Впрочем, подумал Денис, проходя на кухню, знавал я писателей покруче любого гусара. Вот Вадик, например, писатель неплохой, хоть и неровный, но истории неизвестно, был ли он трезвым даже при рождении.
Давыдов убрал со стола остатки завтрака, ополоснул чашки и стаканы, сунул тарелки в посудомойку и не без сожаления спрятал бутылку виски в буфет.
На краю стола лежал еще один давно забытый соблазн — сигареты, которые Карина достала из сумочки.
Денис покачал головой, подумал: «Должен же у меня быть хотя бы один недостаток!» и через несколько мгновений уже пускал дым в приоткрытую форточку.
Никакого удовольствия. Сплошное разочарование — во рту стало горько, слюна загустела до состояния соплей на морозе, язык напоминал терку.
Сигарета отправилась в мусорное ведро, а озабоченный и невыспавшийся Давыдов устроился с лэптопом на своем любимом диване в гостиной, расположившись так, чтобы краем глаза видеть кровать, где сладко сопела законная супруга в своей мирной ипостаси.

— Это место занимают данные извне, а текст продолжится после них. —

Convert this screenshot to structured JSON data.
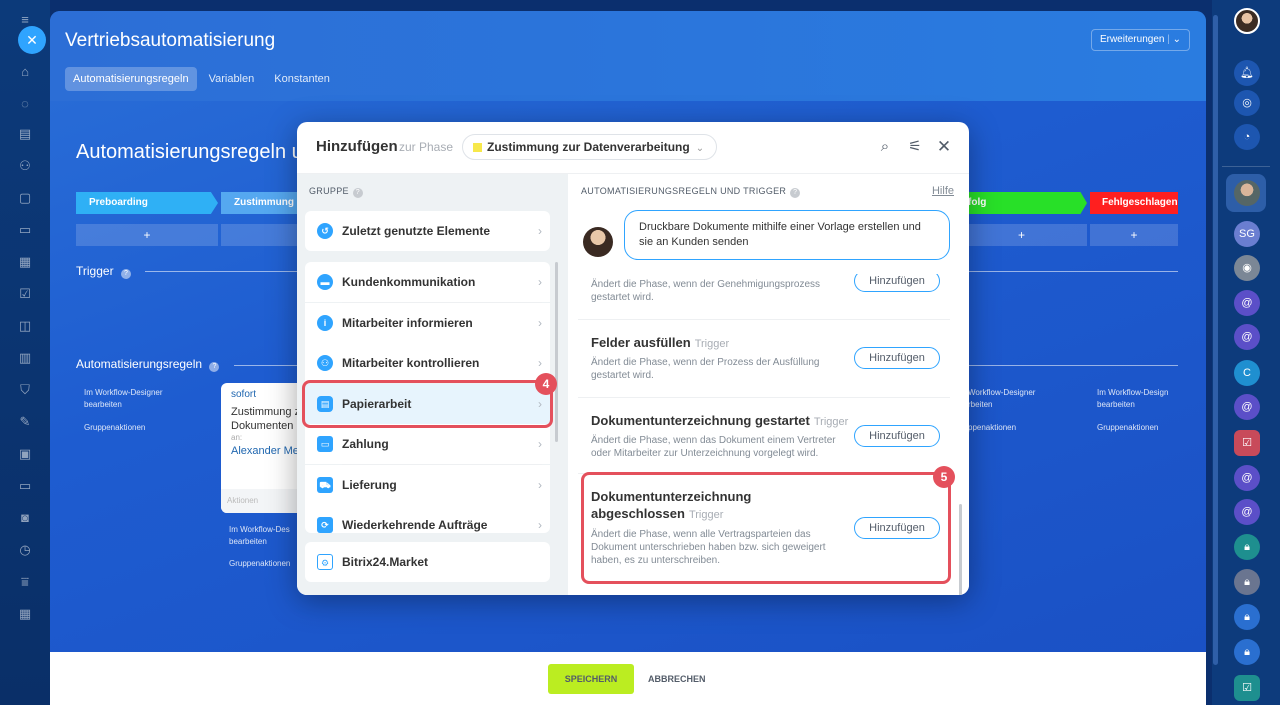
{
  "window": {
    "title": "Vertriebsautomatisierung",
    "extensions_button": "Erweiterungen",
    "tabs": [
      {
        "label": "Automatisierungsregeln",
        "active": true
      },
      {
        "label": "Variablen",
        "active": false
      },
      {
        "label": "Konstanten",
        "active": false
      }
    ]
  },
  "background": {
    "heading": "Automatisierungsregeln ur",
    "stages": [
      {
        "label": "Preboarding",
        "color": "#2fb0f5"
      },
      {
        "label": "Zustimmung",
        "color": "#55a8f0"
      },
      {
        "label": "folg",
        "color": "#28e028"
      },
      {
        "label": "Fehlgeschlagen",
        "color": "#ff1f1f"
      }
    ],
    "add_label": "+",
    "trigger_section": "Trigger",
    "rules_section": "Automatisierungsregeln",
    "workflow_designer": "Im Workflow-Designer bearbeiten",
    "workflow_designer_short": "Im Workflow-Des bearbeiten",
    "workflow_designer_right1": "Workflow-Designer rbeiten",
    "workflow_designer_right2": "Im Workflow-Design bearbeiten",
    "group_actions": "Gruppenaktionen",
    "group_actions_short": "Gruppenaktionen",
    "group_actions_right": "ppenaktionen",
    "robot_card": {
      "link": "sofort",
      "text": "Zustimmung z Dokumenten",
      "to": "an:",
      "user": "Alexander Me",
      "actions": "Aktionen"
    }
  },
  "footer": {
    "save": "SPEICHERN",
    "cancel": "ABBRECHEN"
  },
  "dialog": {
    "title": "Hinzufügen",
    "phase_label": "zur Phase",
    "phase_value": "Zustimmung zur Datenverarbeitung",
    "phase_color": "#f7e84b",
    "group_heading": "GRUPPE",
    "rules_heading": "AUTOMATISIERUNGSREGELN UND TRIGGER",
    "help_link": "Hilfe",
    "groups": [
      {
        "label": "Zuletzt genutzte Elemente",
        "icon": "history-icon",
        "color": "#2fa4ff"
      },
      {
        "label": "Kundenkommunikation",
        "icon": "chat-icon",
        "color": "#2fa4ff"
      },
      {
        "label": "Mitarbeiter informieren",
        "icon": "info-icon",
        "color": "#2fa4ff"
      },
      {
        "label": "Mitarbeiter kontrollieren",
        "icon": "people-icon",
        "color": "#2fa4ff"
      },
      {
        "label": "Papierarbeit",
        "icon": "document-icon",
        "color": "#2fa4ff"
      },
      {
        "label": "Zahlung",
        "icon": "wallet-icon",
        "color": "#2fa4ff"
      },
      {
        "label": "Lieferung",
        "icon": "truck-icon",
        "color": "#2fa4ff"
      },
      {
        "label": "Wiederkehrende Aufträge",
        "icon": "repeat-icon",
        "color": "#2fa4ff"
      },
      {
        "label": "Bitrix24.Market",
        "icon": "market-icon",
        "color": "#2fa4ff"
      }
    ],
    "hint": "Druckbare Dokumente mithilfe einer Vorlage erstellen und sie an Kunden senden",
    "triggers": [
      {
        "title": "",
        "kind": "",
        "desc": "Ändert die Phase, wenn der Genehmigungsprozess gestartet wird.",
        "button": "Hinzufügen"
      },
      {
        "title": "Felder ausfüllen",
        "kind": "Trigger",
        "desc": "Ändert die Phase, wenn der Prozess der Ausfüllung gestartet wird.",
        "button": "Hinzufügen"
      },
      {
        "title": "Dokumentunterzeichnung gestartet",
        "kind": "Trigger",
        "desc": "Ändert die Phase, wenn das Dokument einem Vertreter oder Mitarbeiter zur Unterzeichnung vorgelegt wird.",
        "button": "Hinzufügen"
      },
      {
        "title": "Dokumentunterzeichnung abgeschlossen",
        "kind": "Trigger",
        "desc": "Ändert die Phase, wenn alle Vertragsparteien das Dokument unterschrieben haben bzw. sich geweigert haben, es zu unterschreiben.",
        "button": "Hinzufügen"
      }
    ],
    "badges": {
      "group": "4",
      "trigger": "5"
    }
  },
  "right_rail": {
    "items": [
      "bell-icon",
      "target-icon",
      "chat-bubble-icon",
      "avatar",
      "SG",
      "avatar",
      "at-icon",
      "at-icon",
      "C",
      "at-icon",
      "check-icon",
      "at-icon",
      "at-icon",
      "lock-icon",
      "lock-icon",
      "lock-icon",
      "lock-icon",
      "check-icon"
    ]
  }
}
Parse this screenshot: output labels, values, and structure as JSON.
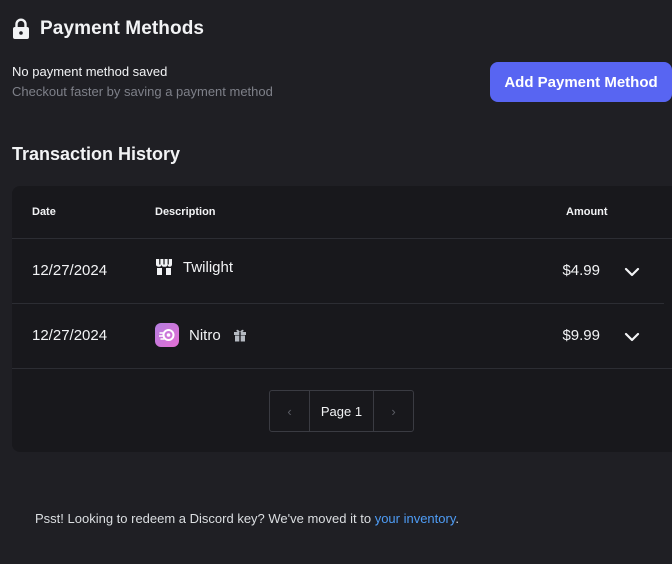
{
  "payment_methods": {
    "title": "Payment Methods",
    "icon": "lock-icon",
    "status": "No payment method saved",
    "hint": "Checkout faster by saving a payment method",
    "add_button": "Add Payment Method"
  },
  "transaction_history": {
    "title": "Transaction History",
    "columns": [
      "Date",
      "Description",
      "Amount"
    ],
    "rows": [
      {
        "date": "12/27/2024",
        "icon": "shop-icon",
        "description": "Twilight",
        "amount": "$4.99"
      },
      {
        "date": "12/27/2024",
        "icon": "nitro-icon",
        "description": "Nitro",
        "extra_icon": "gift-icon",
        "amount": "$9.99"
      }
    ],
    "pagination": {
      "prev": "‹",
      "page_label": "Page 1",
      "next": "›"
    }
  },
  "footer": {
    "text": "Psst! Looking to redeem a Discord key? We've moved it to ",
    "link": "your inventory",
    "suffix": "."
  },
  "colors": {
    "background": "#1f1f24",
    "card": "#18181c",
    "accent": "#5865f2",
    "link": "#4e9cf5",
    "muted": "#7e8089"
  }
}
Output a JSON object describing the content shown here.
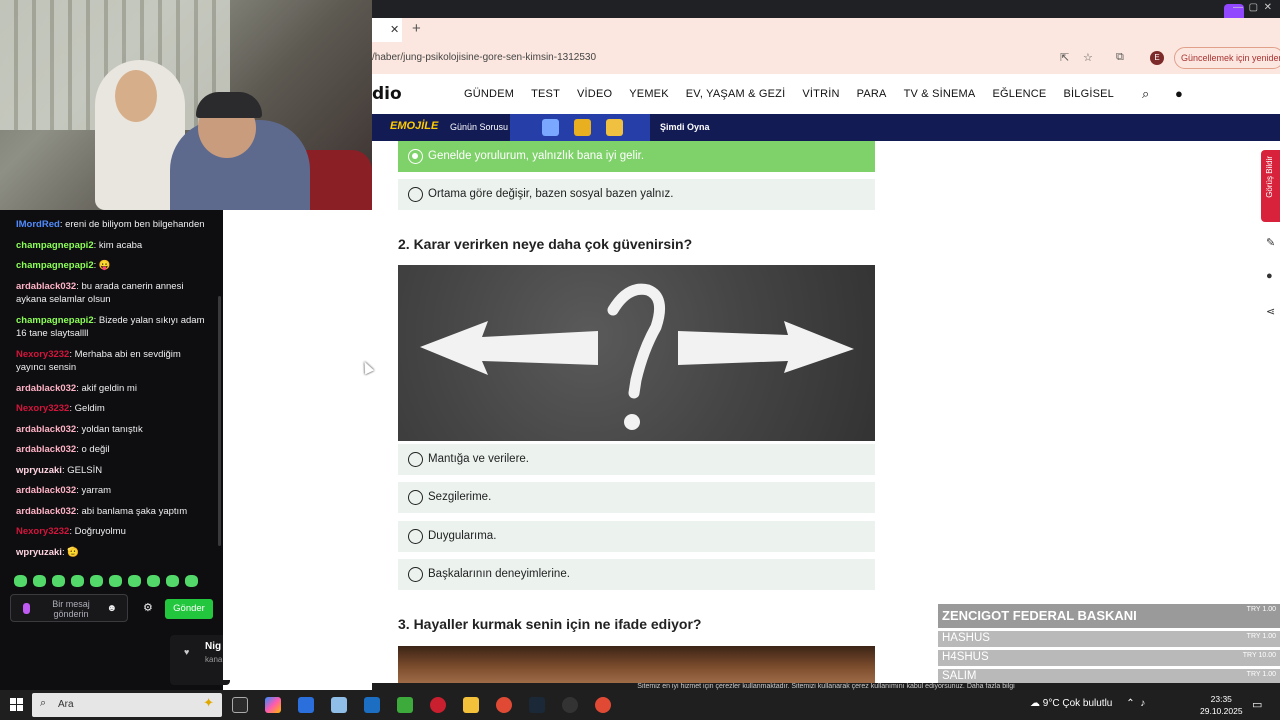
{
  "chat": {
    "messages": [
      {
        "user": "IMordRed",
        "color": "#4f8bff",
        "text": "ereni de biliyom ben bilgehanden"
      },
      {
        "user": "champagnepapi2",
        "color": "#8cff57",
        "text": "kim acaba"
      },
      {
        "user": "champagnepapi2",
        "color": "#8cff57",
        "text": "😛"
      },
      {
        "user": "ardablack032",
        "color": "#ffb3c6",
        "text": "bu arada canerin annesi aykana selamlar olsun"
      },
      {
        "user": "champagnepapi2",
        "color": "#8cff57",
        "text": "Bizede yalan sıkıyı adam 16 tane slaytsallll"
      },
      {
        "user": "Nexory3232",
        "color": "#d4153c",
        "text": "Merhaba abi en sevdiğim yayıncı sensin"
      },
      {
        "user": "ardablack032",
        "color": "#ffb3c6",
        "text": "akif geldin mi"
      },
      {
        "user": "Nexory3232",
        "color": "#d4153c",
        "text": "Geldim"
      },
      {
        "user": "ardablack032",
        "color": "#ffb3c6",
        "text": "yoldan tanıştık"
      },
      {
        "user": "ardablack032",
        "color": "#ffb3c6",
        "text": "o değil"
      },
      {
        "user": "wpryuzaki",
        "color": "#ffd3e0",
        "text": "GELSİN"
      },
      {
        "user": "ardablack032",
        "color": "#ffb3c6",
        "text": "yarram"
      },
      {
        "user": "ardablack032",
        "color": "#ffb3c6",
        "text": "abi banlama şaka yaptım"
      },
      {
        "user": "Nexory3232",
        "color": "#d4153c",
        "text": "Doğruyolmu"
      },
      {
        "user": "wpryuzaki",
        "color": "#ffd3e0",
        "text": "🫡"
      }
    ],
    "input_placeholder": "Bir mesaj gönderin",
    "send_label": "Gönder",
    "notif_title": "Nig",
    "notif_sub": "kana"
  },
  "browser": {
    "url": "/haber/jung-psikolojisine-gore-sen-kimsin-1312530",
    "update_label": "Güncellemek için yeniden başlat",
    "profile_initial": "E"
  },
  "site": {
    "logo": "dio",
    "nav": [
      "GÜNDEM",
      "TEST",
      "VİDEO",
      "YEMEK",
      "EV, YAŞAM & GEZİ",
      "VİTRİN",
      "PARA",
      "TV & SİNEMA",
      "EĞLENCE",
      "BİLGİSEL"
    ],
    "promo_brand": "EMOJİLE",
    "promo_label": "Günün Sorusu",
    "promo_play": "Şimdi Oyna",
    "side_tab": "Görüş Bildir"
  },
  "quiz": {
    "q1_options": [
      {
        "text": "Genelde yorulurum, yalnızlık bana iyi gelir.",
        "selected": true
      },
      {
        "text": "Ortama göre değişir, bazen sosyal bazen yalnız.",
        "selected": false
      }
    ],
    "q2_title": "2. Karar verirken neye daha çok güvenirsin?",
    "q2_options": [
      {
        "text": "Mantığa ve verilere.",
        "selected": false
      },
      {
        "text": "Sezgilerime.",
        "selected": false
      },
      {
        "text": "Duygularıma.",
        "selected": false
      },
      {
        "text": "Başkalarının deneyimlerine.",
        "selected": false
      }
    ],
    "q3_title": "3. Hayaller kurmak senin için ne ifade ediyor?"
  },
  "donations": [
    {
      "name": "ZENCIGOT FEDERAL BASKANI",
      "amount": "TRY 1.00"
    },
    {
      "name": "HASHUS",
      "amount": "TRY 1.00"
    },
    {
      "name": "H4SHUS",
      "amount": "TRY 10.00"
    },
    {
      "name": "SALIM",
      "amount": "TRY 1.00"
    }
  ],
  "cookie_text": "Sitemiz en iyi hizmet için çerezler kullanmaktadır. Sitemizi kullanarak çerez kullanımını kabul ediyorsunuz. Daha fazla bilgi",
  "taskbar": {
    "search_text": "Ara",
    "weather": "9°C  Çok bulutlu",
    "time": "23:35",
    "date": "29.10.2025"
  }
}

И случилось то, что случалось всегда, когда Денис «брался за перо»: сон рассеялся, мысль приобрела четкость, пальцы полетели по клавиатуре. Тем более что на этот раз Давыдову не приходилось фантазировать — лишь описывать произошедшее с ним и… совсем чуть-чуть додумывать, когда дело касалось других героев сюжета. Это было внове для Дениса. Нет, он всегда писал легко, ему не приходилось выжимать из себя килобайты текста в муках и терзаниях, обильно политых дешевым «Баллантайном». Но так как события последних дней уже уложились в его голове лучше самого подробного синопсиса, творилось легко, с полпинка, как говаривал уже упомянутый Вадик Гнатущенко после полбанки на грудь. И это давало удивительную свободу, пьянящее ощущение, что этот роман пишет не он, а кто-то другой, но его руками.
Он, черт побери, начал чувствовать себя Дзигой Вертовым от литературы, когда лежащий на журнальном столике телефон ожил и принялся жужжать и подпрыгивать.
— Алло!
Так как Карина до сих пор не вырвалась из объятий медикаментозного Морфея, «алло» было сказано громким шепотом, чтобы не разбудить, но с явным недовольным рокотом в интонации.
— Ага, — сказали с той стороны. — Алло, конечно… Я так понимаю, что ты еще дома?
— Ну а где мне быть? — осведомился Давыдов. — Что-то случилось, Алекс?
Новицкий — а это был он — хмыкнул.
— Забыл, значит?
— Что значит «забыл»? Ничего я не забыл, — ответил Денис, отчаянно роясь в памяти, пытаясь выяснить, что именно и когда он забыл. — Я вообще никого и никогда не забываю…
— И ничего… — подсказал Новицкий.
— Точно, — обрадовался Давыдов. — И никому. Что случилось, Алекс?
— У тебя встреча с читателями, — сообщил Новицкий. — Через полтора часа. А через сорок минут фотосессия. Я понимаю, что ты у нас «Галя балувана», но, Денис Николаевич, все согласованно и расписано еще до вашего, сэр, отъезда на отдых и на выставку.
— Гм… — Денис поглядел на часы.
— Для склероза ты еще молод, — ехидно заметил издатель.
В трубку было слышно, что он что-то жует.
— Для разгильдяйства ты вроде как уже взрослый мальчик. Или снова бухал с представителями высших сил? Так что?